The following table describes the formatting options for delimited files:
Property
Description
Formatting Type
Specifies the file format to read data from Microsoft Azure Data Lake Storage Gen2.
Select Delimited.
Schema Source
The schema of the source file.
Select one of the following options to specify a schema:
  • - Read from data file. Imports the schema from a file in Microsoft Azure Data Lake Storage Gen2.
  • - Import from Schema File. Imports the schema from a schema definition file in the agent machine.
Schema File
The schema definition file in the agent machine from where you want to upload the schema.
Delimiter
The character used to separate columns of data. You can set values as comma, tab, colon, semicolon, or others.
You can't set a tab as a delimiter directly in the Delimiter field. To set a tab as a delimiter, type the tab character in any text editor.
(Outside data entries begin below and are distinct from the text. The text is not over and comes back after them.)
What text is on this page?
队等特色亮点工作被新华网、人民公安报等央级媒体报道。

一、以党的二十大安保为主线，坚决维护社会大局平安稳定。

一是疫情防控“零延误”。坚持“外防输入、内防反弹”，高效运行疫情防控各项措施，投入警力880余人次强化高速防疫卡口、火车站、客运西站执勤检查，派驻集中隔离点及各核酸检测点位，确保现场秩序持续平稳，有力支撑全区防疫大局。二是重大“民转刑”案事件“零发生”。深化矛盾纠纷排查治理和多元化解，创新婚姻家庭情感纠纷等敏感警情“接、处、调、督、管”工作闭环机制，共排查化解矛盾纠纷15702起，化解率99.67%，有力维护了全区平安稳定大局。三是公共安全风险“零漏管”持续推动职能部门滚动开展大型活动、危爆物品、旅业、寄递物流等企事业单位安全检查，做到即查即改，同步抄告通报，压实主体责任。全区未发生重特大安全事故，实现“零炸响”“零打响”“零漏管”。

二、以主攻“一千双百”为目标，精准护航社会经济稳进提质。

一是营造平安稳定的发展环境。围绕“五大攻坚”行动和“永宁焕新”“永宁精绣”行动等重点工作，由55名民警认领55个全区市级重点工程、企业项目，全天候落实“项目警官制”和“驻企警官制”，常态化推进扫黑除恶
Then, copy the tab character to the Delimiter field.
EscapeChar
The character immediately preceding a column delimiter character embedded in an unquoted string, or immediately preceding the quote character in a quoted string.
Qualifier
Quote character that defines the boundaries of data.
Enter a single quote or double quote.
Qualifier Mode
Doesn't apply to a data loader task.
Code Page
The code page to read or write data.
Select UTF-8. Ignore rest of the code pages.
Header Line Number
The line number that you want to use as the header when you read data from Microsoft Azure Data Lake Storage Gen2.
To read data from a file with no header, enter the value of the Header Line Number field as 0.
First Data Row
The line number from where you want to start reading the data.
Enter a value greater than or equal to one.
To read data from the header, the value of the Header Line Number and the First Data Row fields must be the same.
Default is 1.
Target Header
Doesn't apply to a data loader task.
Distribution Column
Doesn't apply to a data loader task.
Fixed Width File Format
Doesn't apply to a data loader task.
Retain Escape Character in Data
Doesn't apply to a data loader task.
Maximum Rows to Preview
Doesn't apply to a data loader task.
Row Delimiter
Doesn't apply to a data loader task.